See how the rear looks like a straight radial lace wheel, but the front ones show that they actually curve out and back in toward the center? Yeah. That. If all 4 wheels looked like the rears in this pic appear to be that would be perfect. Oh well, maybe on my next car.


----------



## Neb (Jan 25, 2005)

CharlieTT said:


> BBS RS in 19" - As far as I know they never came in that size


They did in fact come in that size. Someone was sellin a set on vortex a few years ago for 5K. Rare as rare can be though.

When I had my 18's, I spoke with Image about upsizing to a 19.. was going to cost too much to do it ($3,000ish). But now that Roti's out, they could probably hook it up for cheaper..

They came in this size:

SUPER-RS 532	19×8.5	38	5/114.3 
SUPER-RS 533	19×9.5	38	5/114.3


----------



## dogger (Jul 29, 2005)

DPE S20


----------



## PLAYED TT (Oct 17, 2010)

Ben aren't super rs's different than og rs's? rsii's look like concave rc's I believe.


----------



## dogger (Jul 29, 2005)

Look the same...

http://www.nengun.com/bbs/super-rs


----------



## PLAYED TT (Oct 17, 2010)

Maybe its just me, or the fact that they came in larger sizes, but it looks like the forks in the mesh are longer then og rs's


----------



## JamaicanTT (May 30, 2011)




----------



## Neb (Jan 25, 2005)

PLAYED TT said:


> Ben aren't super rs's different than og rs's? rsii's look like concave rc's I believe.
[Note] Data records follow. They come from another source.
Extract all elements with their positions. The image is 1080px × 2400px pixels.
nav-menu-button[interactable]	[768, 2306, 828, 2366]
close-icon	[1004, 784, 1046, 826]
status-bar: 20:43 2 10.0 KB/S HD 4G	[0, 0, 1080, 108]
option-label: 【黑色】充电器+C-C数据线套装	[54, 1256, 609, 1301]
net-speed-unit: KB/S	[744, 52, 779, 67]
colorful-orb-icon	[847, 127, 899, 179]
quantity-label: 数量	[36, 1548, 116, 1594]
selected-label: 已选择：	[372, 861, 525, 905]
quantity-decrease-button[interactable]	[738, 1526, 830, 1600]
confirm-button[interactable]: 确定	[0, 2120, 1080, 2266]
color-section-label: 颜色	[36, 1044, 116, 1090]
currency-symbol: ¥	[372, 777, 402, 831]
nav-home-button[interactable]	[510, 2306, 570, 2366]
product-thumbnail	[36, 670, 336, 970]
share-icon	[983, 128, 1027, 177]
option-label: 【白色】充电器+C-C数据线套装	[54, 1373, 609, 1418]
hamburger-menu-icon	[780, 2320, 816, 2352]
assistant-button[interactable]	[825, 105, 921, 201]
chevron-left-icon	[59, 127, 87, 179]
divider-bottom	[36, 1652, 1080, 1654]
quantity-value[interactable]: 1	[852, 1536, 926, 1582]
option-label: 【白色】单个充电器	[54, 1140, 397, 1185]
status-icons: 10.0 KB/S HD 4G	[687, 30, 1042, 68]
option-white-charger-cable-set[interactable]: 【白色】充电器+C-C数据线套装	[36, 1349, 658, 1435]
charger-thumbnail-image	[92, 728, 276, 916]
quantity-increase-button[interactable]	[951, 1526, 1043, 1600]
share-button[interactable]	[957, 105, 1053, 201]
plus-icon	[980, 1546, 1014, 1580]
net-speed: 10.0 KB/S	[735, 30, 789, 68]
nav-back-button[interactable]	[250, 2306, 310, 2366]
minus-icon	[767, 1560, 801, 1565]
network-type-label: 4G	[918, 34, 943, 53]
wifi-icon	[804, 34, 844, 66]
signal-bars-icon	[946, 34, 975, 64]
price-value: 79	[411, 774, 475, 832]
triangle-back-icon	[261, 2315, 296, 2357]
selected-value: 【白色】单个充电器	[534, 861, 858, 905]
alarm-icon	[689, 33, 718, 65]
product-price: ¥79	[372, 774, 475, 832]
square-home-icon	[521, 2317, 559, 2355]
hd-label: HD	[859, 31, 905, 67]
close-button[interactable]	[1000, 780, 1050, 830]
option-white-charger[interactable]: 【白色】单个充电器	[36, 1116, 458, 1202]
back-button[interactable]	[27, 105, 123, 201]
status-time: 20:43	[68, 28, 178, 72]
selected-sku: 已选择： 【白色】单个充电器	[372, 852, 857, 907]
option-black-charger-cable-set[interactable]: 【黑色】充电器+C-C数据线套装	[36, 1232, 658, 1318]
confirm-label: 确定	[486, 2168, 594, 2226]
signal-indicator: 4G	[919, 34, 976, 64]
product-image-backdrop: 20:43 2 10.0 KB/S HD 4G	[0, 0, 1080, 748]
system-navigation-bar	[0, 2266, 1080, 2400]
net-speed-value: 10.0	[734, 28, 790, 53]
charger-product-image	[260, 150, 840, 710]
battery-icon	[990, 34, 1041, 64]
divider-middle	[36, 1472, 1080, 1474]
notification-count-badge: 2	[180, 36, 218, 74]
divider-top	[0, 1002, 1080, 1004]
The difference between Super RS's and OG rs's is that the Supers are a 2 piece wheel (barrel, face) and the OG are 3. Spokes are obviously larger to accommodate the larger size. Also, people have made OG RS's into an 18" size with a step up type of lip.


----------



## PLAYED TT (Oct 17, 2010)

Neb said:


> The difference between Super RS's and OG rs's is that the Supers are a 2 piece wheel (barrel, face) and the OG are 3. Spokes are obviously larger to accommodate the larger size. Also, people have made OG RS's into an 18" size with a step up type of lip.


Yeah I've seen og's in 18's and you can def tell the lips were custom. As for the 2 piece I knew there was a difference, but I thought it had to do with the faces. Thanks for clearing that up ben.


----------



## TTC2k5 (May 23, 2008)

Got mine: OZ Racing Vela II.










cheers


----------



## Tijji (Jun 9, 2011)

BBS LeMans










Gram Lights 57s Pro Titanium









or some lambo wheels 
a set of these









or these










too many beautiful wheels for just one car:banghead:


----------



## Morio (Feb 16, 1999)

*BUY THESE WHEELS*


----------



## Neb (Jan 25, 2005)

Tijji said:


> BBS LeMans



you want reps?


----------



## ian c - U.K. (Nov 22, 2001)

i can get these for 3k , and would be tempted if they would suit the look i'm going for (and they where cheaper)


----------



## PLAYED TT (Oct 17, 2010)

Neb said:


> you want reps?


Yeeeeeeeeeeeeeeeeeessssssssssssssss....... Who doesn't :laugh:


----------